"New Soul," the debut single from Yael Naim, has shot to the top of the download charts and sold hundreds of thousands of copies in the last few weeks, all based on a 30-second snippet of her song in the Apple campaign for its groovy new superthin notebook.
[From Apple ad creates recognition for Yael Naim]
Admittedly, it's an arresting snippet.
"New Soul" sounds very much like its title: something freshly born. Given Naim's sprightly voice, and the airy instrumentation around it, the recording sounds carbonated. It's a fizzy splash of a thing.
Got this delivered today (actually for D, she's brushing up on her Herbrew), and like it. Infectious Hebrew pop, with some French, and some English. Having heard it close to 43,000 times as part of the Mac Book Air ad might have aided, but the album contains other as good or better songs. Check it out.
It's ironic that Naim has had success using a sound created without commercial expectations. In contrast, her more contrived earlier work bombed.
The 30-year-old got her break during a show in Paris in 2000, when producers saw her and signed her to EMI. But she felt the music she did there was compromised. In 2004, things began to turn around when Naim met Parisian percussionist David Donatien. She played her songs for him and he heard something in them: a rare innocence. "He was the first person to trust me," she says.

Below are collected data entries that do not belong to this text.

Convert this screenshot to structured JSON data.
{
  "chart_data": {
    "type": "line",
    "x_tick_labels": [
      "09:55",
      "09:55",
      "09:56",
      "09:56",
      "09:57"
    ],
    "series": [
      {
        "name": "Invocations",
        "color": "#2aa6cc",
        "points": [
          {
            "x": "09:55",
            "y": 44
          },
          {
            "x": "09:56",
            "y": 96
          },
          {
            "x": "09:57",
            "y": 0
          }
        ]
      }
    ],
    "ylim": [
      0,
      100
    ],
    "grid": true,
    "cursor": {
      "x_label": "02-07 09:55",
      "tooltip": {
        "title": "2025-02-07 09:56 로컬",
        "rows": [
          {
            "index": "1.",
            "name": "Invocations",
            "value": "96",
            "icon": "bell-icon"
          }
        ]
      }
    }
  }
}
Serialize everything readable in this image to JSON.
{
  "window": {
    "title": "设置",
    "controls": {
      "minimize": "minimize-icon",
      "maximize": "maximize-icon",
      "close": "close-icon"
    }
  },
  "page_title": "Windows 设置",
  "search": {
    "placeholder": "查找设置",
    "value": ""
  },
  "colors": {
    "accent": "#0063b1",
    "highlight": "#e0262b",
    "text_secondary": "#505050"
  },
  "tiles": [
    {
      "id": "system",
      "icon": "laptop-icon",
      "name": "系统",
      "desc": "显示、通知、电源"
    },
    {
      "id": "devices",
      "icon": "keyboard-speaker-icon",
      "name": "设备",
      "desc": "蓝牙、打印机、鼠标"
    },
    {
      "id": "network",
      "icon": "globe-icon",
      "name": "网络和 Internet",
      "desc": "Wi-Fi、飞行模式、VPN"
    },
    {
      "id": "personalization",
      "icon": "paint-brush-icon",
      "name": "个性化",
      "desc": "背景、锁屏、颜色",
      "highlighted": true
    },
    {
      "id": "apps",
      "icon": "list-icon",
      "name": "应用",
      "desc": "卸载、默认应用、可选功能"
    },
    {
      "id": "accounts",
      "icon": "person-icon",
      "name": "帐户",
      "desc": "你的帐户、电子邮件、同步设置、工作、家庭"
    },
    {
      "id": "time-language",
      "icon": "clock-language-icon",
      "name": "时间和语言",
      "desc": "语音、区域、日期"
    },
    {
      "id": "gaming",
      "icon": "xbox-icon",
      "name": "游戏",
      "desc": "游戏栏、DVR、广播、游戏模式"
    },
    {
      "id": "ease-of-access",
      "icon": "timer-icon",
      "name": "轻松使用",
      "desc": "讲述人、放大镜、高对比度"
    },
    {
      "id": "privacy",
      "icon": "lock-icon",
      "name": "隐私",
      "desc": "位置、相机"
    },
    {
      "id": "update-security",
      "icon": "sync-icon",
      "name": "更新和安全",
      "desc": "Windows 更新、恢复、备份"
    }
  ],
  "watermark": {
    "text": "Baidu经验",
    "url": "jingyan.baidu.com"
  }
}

They spent the next two years honing their sound, cutting the album entirely on their own with no record company interference. Small wonder there's a playfulness to the arrangements, with lots of quirks. It's a clean, spare sound that almost aches with sincerity. A rare ironic moment finds the pair covering Britney Spears' "Toxic," but their version drains out all the production contrivance. In Naim's hands, "Toxic" becomes another yearning ballad. "It was the most extreme thing I could find in commercial music," says Naim. "It was a funny exercise."